John R. Lewis
(1940-2020)
Georgia
Democrat
Representative
100th-116th Congresses (1987-2020)
Congressman John Lewis represented Georgia’s 5th Congressional District from 1987 until his death on July 17, 2020 (100th-116th Congresses). Lewis began his public advocacy during the Civil Rights Movement of the mid-20th century. He was chairman of the Student Nonviolent Coordinating Committee (SNCC) and was one of the “Big Six” leaders who organized the 1963 March on Washington. He also led the first of three Selma to Montgomery marches across the Edmund Pettus Bridge, including Bloody Sunday, when state troopers and police attacked the marchers. Later, Lewis became executive director of the Voter Education Project and testified in front of a House Judiciary Committee subcommittee on the need to reauthorize the Voting Rights Act.
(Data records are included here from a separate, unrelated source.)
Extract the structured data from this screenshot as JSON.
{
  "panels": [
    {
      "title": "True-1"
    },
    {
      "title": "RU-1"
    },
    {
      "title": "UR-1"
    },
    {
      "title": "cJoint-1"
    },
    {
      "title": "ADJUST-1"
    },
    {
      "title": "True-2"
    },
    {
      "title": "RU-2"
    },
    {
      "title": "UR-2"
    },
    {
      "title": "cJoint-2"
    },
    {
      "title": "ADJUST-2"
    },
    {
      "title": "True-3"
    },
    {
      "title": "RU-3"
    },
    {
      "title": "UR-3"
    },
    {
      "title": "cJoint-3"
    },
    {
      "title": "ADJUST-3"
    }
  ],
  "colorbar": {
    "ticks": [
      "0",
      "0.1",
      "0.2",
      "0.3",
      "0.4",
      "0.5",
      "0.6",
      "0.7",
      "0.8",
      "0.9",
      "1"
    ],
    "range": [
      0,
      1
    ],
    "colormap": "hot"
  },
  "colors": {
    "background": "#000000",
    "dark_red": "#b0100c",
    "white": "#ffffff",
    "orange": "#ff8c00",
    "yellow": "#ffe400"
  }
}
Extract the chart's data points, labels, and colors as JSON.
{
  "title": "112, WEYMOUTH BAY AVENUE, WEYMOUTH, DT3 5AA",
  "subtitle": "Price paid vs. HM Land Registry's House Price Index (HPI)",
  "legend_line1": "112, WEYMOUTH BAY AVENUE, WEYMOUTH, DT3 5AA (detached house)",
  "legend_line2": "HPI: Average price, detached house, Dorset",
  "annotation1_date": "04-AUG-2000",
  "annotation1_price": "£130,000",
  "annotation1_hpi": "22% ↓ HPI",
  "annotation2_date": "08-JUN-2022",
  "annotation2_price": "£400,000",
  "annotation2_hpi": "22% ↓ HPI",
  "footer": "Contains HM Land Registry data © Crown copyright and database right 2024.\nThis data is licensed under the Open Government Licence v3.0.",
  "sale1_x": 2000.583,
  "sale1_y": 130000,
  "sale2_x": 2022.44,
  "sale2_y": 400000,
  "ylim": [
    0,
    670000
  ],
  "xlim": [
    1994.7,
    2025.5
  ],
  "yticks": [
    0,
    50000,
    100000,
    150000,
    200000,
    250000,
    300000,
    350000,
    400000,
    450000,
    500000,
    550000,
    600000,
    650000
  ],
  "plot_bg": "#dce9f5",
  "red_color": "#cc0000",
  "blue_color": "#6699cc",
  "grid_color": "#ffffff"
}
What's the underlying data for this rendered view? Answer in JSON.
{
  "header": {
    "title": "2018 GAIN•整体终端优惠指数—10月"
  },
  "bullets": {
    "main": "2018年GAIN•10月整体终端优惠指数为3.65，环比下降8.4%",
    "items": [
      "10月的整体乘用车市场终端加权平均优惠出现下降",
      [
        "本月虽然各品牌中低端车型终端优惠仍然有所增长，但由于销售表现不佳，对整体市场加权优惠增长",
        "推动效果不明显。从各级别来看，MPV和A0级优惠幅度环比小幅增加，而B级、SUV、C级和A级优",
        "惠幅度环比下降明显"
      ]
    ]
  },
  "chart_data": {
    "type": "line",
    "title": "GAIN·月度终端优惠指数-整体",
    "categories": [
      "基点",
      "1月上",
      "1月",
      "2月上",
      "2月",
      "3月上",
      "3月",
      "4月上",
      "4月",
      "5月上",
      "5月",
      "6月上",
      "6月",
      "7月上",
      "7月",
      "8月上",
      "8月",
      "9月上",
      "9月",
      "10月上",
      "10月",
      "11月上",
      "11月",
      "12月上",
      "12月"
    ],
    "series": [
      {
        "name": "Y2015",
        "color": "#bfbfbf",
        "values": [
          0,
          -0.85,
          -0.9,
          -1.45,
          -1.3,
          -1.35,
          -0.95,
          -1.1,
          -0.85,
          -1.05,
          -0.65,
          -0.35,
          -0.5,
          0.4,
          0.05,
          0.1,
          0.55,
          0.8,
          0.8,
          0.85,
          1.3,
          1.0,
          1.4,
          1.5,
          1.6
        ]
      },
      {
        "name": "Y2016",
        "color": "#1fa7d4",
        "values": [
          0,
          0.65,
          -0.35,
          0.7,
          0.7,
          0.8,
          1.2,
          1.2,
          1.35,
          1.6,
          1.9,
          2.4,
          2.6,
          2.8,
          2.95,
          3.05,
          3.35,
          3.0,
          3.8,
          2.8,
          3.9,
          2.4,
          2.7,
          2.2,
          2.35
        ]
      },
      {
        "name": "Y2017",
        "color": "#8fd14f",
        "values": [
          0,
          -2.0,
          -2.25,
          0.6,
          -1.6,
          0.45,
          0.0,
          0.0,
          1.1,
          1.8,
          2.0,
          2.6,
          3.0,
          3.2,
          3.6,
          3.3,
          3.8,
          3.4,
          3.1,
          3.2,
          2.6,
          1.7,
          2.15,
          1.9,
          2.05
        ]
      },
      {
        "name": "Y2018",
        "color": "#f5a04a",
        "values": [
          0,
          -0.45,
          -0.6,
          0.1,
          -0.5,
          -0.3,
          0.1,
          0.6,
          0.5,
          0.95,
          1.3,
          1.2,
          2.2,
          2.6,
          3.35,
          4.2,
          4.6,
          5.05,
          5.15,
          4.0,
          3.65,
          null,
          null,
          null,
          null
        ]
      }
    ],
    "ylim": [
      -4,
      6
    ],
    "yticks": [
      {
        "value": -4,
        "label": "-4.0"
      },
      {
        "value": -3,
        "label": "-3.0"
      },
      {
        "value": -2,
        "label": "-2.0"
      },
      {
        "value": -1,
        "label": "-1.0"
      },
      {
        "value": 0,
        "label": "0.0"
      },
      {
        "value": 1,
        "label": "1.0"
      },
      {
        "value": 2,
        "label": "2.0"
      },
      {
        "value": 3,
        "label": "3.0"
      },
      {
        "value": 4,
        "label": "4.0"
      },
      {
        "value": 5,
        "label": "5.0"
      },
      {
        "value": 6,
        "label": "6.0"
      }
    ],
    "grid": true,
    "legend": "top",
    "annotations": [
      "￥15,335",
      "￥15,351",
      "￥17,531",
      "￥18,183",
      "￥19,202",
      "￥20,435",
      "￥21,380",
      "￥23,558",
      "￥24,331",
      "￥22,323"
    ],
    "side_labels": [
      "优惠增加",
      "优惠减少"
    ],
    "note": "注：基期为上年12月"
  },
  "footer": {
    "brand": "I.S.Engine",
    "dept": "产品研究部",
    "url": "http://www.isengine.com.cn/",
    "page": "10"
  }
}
For more than three decades in Congress, Lewis served on several committees, including Ways and Means, Public Works and Transportation, Interior and Insular Affairs, the House Select Committee on Aging, Budget, and the Joint Committee on Taxation. In addition to his committee responsibilities, Lewis was part of the Democratic whip operation for 30 years. While in the House, Lewis was one of the leaders of the Democratic Party, serving from 1991 as a chief deputy whip and from 2003 as a senior chief deputy whip. When the Voting Rights Act was set to expire in 2007, Lewis was at the forefront of the Democratic effort to reauthorize the legislation and opposed amendments that he said made it harder to register to vote. Notably, Lewis proposed legislation to establish a national museum of African American history in 1991. He worked tirelessly to gather support for the measure. His bill creating the Smithsonian National Museum of African American History and Culture in Washington, DC, was finally signed into law by President George W. Bush in 2003. The museum opened on the National Mall in 2016. Lewis received many honorary degrees and awards, including the Presidential Medal of Freedom in 2011. Lewis graduated from the American Baptist Theological Seminary with a bachelor’s degree and earned a degree in religion and philosophy from Fisk University.